For reasons discussed hereinabove with regard to the ’487 patent, the ’872 patent would also be found to be invalid under 35 U.S.C. § 103 if claim 1 thereof is broadly construed. However, as explained earlier in this opinion, the specification of the ’872 patent requires that the pasteurization step called for by the claims be conducted by means other than hot metallic plate-type pasteurizers. The specification specifically speaks of the use of steam infusion-type pasteurization. Therefore, in line with this court’s longstanding policy of favoring a construction of a patent claim that will render it valid over a construction that would render it invalid, Tate Engineering, Inc. v. United States, 201 Ct. Cl. 711, 477 F. 2d 1336 (1973), Dominion Magnesium, Ltd. v. United States, 162 Ct. Cl. 240, 320 F. 2d 388, 138 USPQ 306 (1963), the narrow construction hereinbefore explained is required for claim 1 of the ’872 patent.
VIII. Summary
In summary, the following conclusions are made with respect to the issues of patent validity and infringement raised in this action:
(1) Production by Monark and Waldbaum of egg products for the United States under the provisions of the 1965 military specification infringes claim 1 of the ’872 patent. However, a license from plaintiffs to both Monark and Wald-baum renders the plaintiffs’ claim moot;
(2) Aside from (1) above, claim 1 of the ’872 patent has not been infringed;
(3) Production by Pietrus of egg products for the United States under the provisions of the 1965 military specification infringes the ’487 patent.
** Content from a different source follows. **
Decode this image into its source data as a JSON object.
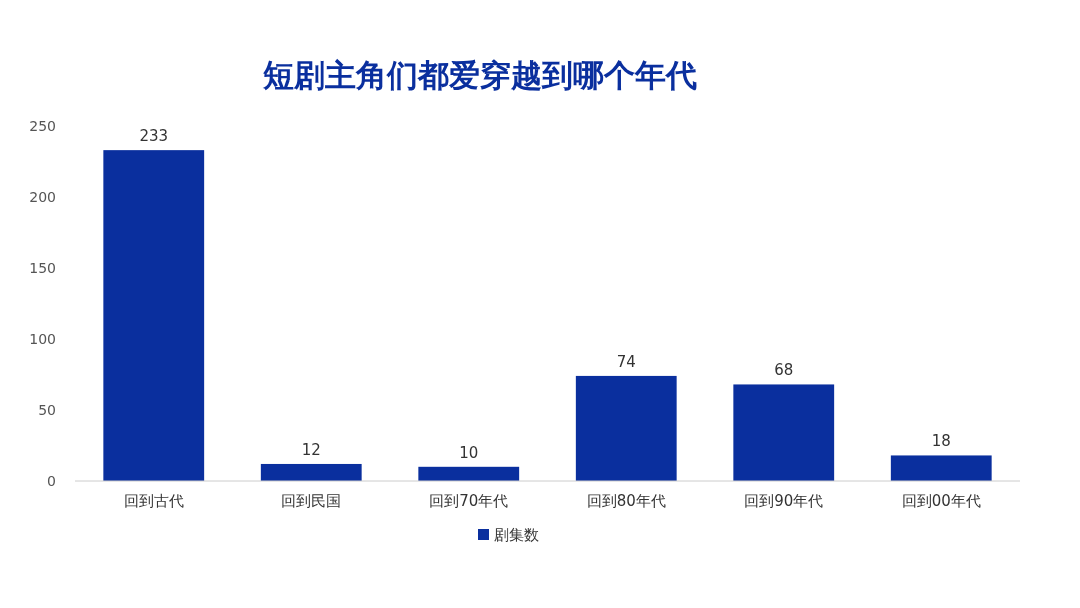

However, a license between plaintiffs and Pietrus renders the plaintiffs’ claim moot;
(4) Production by SWEP of egg products for the United States under USDA specifications PY-38 and PY-45 infringes the ’487 patent ;
(5) Aside from (3) and (4) above, the ’487 patent has not been infringed;
(6) Claims 1-5 of the ’487 patent are invalid under 35 U.S.C. §103; and
(7) Claim 1 of the ’872 patent is valid.
It is, therefore, concluded that plaintiffs are not entitled to recover, and that the petition should be dismissed.
CONCLUSION OE LAW
Upon the findings of fact, which 'are made a part of the judgment herein, the court concludes 'as a matter of law that plaintiffs are not entitled to recover and their petition is, therefore, dismissed.
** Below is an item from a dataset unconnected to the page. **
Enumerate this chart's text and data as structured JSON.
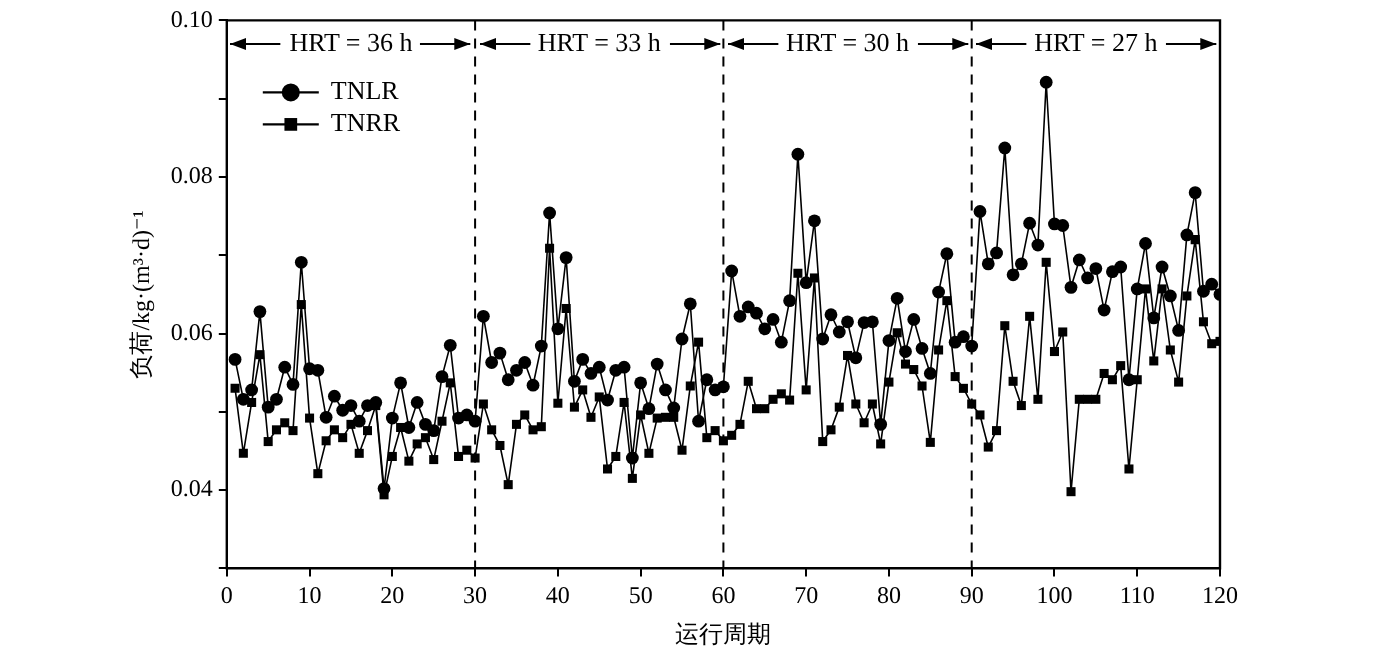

Whereas the court adopts the trial judge’s separate findings of fact, which are set forth in his recommended decision, filed May -29, 1974, they áre not printed herein since such facts as are necessary to the decision are contained in his opinion.
35. U.S.C. § 282 provides in pertinent part:
“A patent shall be presumed valid. * * * The burden of establishing invalidity of a patent or any claim thereof shall rest on the party asserting it.”
35 U.S.C. § 102 provides in pertinent part:
“A person shall be entitled to a patent unless —
“(a) the invention -was known or used by others in this country, or patented or described in a printed publication in this or a foreign country, before the invention thereof by the applicant for patent, or
“(b) the invention was patented or described in a printed publication in this or a foreign country or in public use or on sale in this country, more than one year prior to the date of the application for patent in the United States, * *
35 U.S.C. § 103 provides :
“A patent may not be obtained though the invention is not identically disclosed or described as set forth in section 102 of this title, if the differences between the subject matter sought to be patented and the prior art are such that the subject matter as a whole would have been obvious at the time the invention was made to a person having ordinary skill in the art to which said subject matter pertains. Patentability shall not be negatived by the manner in which the Invention was made.”